Usually, TTI bundling is enabled for QPSK bearers and if the number of allocated physical resource blocks for transmission is
less than or equal to 3. Therefore, as the TTI bundling gain depends on the modulation and coding scheme, it can hence be
modelled in Atoll by modifying the corresponding bearer selection thresholds.
Using these bearers and selection thresholds in the uplink, the TTI bundling gain is applied to QPSK bearers only.
Atolls uplink bandwidth allocation mechanism defined in the scheduler properties (Uplink Bandwidth Allocation Target set
to Best Bearer) ensures that the number of physical resource blocks becomes less than 3 before TTI bundling gain is applied.
In other words, using this method, Atoll calculates the uplink C/I such that QPSK modulations are used when the uplink
allocated bandwidth has already been reduced to 3 physical resource blocks or less.
RLC segmentation is another method for improving uplink VoLTE coverage. RLC segmentation increase the probability of
correct reception of signals in the uplink. If the increase probability of reception can be translated into C/I gains, it can be
modelled in Atoll in a way similar to that for TTI bundling.
A VoLTE service that uses the AMR 12.2 kbps codec has the following characteristics:
Frame size = 244 useful bits = 30.5 octets rounded to 31 octets with 4 empty bits in the end of the AMR frame
AMR frame header = 5 bits, rounded to 1 octet
Compressed RTP/UDP/IP header = 24 bits
PDCP+RLC+MAC header = 24 bits
CRC = 24 bits
Total = 328 bits
If 1 voice packet of 328 bits is sent every 20 ms, the bit rate would be 328/0.02=16.4 kbps.
Looking at these figures from the point of view of Atoll, we can say that the AMR core throughput (12.2 kbps) is the application
throughput (codecs are application layer entities) required for the VoLTE service, and in order to achieve 12.2 kbps at the
application layer, the over-the-air throughput must be at least 16.4 kbps.

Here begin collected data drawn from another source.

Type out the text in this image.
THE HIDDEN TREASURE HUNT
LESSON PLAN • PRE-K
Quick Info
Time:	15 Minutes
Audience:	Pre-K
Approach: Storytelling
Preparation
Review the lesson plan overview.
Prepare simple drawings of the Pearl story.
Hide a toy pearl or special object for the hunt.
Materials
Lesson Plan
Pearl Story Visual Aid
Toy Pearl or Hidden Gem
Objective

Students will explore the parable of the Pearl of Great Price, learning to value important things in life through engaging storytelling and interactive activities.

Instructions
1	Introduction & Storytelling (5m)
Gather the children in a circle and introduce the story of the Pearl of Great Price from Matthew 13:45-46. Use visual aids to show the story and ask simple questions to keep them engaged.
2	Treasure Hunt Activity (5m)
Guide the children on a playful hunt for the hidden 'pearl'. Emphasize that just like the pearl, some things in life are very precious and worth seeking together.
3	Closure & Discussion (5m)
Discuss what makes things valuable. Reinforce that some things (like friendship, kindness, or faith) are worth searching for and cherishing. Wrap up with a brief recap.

Whether this includes header bits, CRC bits, padding
bits or any other information, added by the layers between the application layer and the physical layer, is the same for Atoll.
In order to model this service in Atoll, you can set the services minimum and maximum throughput demands to 16.4 kbps
and the scaling factor to 12.2 / 16.4 = 74.4%. Moreover, in the service properties, you can assign the range of dedicated uplink
bearers corresponding to VoLTE.
Semi-Persistent Scheduling
Semi-persistent scheduling (SPS) allows a single PDCCH transmission to allocate resource grants over multiple TTIs for the
VoLTE service. Therefore, SPS has the effect of reducing the PDCCH load since the control information for a user scheduled
with SPS is only transmitted once for several following TTIs. Less PDCCH load ensures less interference over the PDCCH and
better quality.
Atoll models the PDCCH load according to the PDSCH load. This means that Atoll considers the PDCCH to be loaded according
to the amount of traffic served by a cell. Considering Atolls existing interference model, once implemented, SPS will result in
slight decrease in the calculated interference from PDCCH.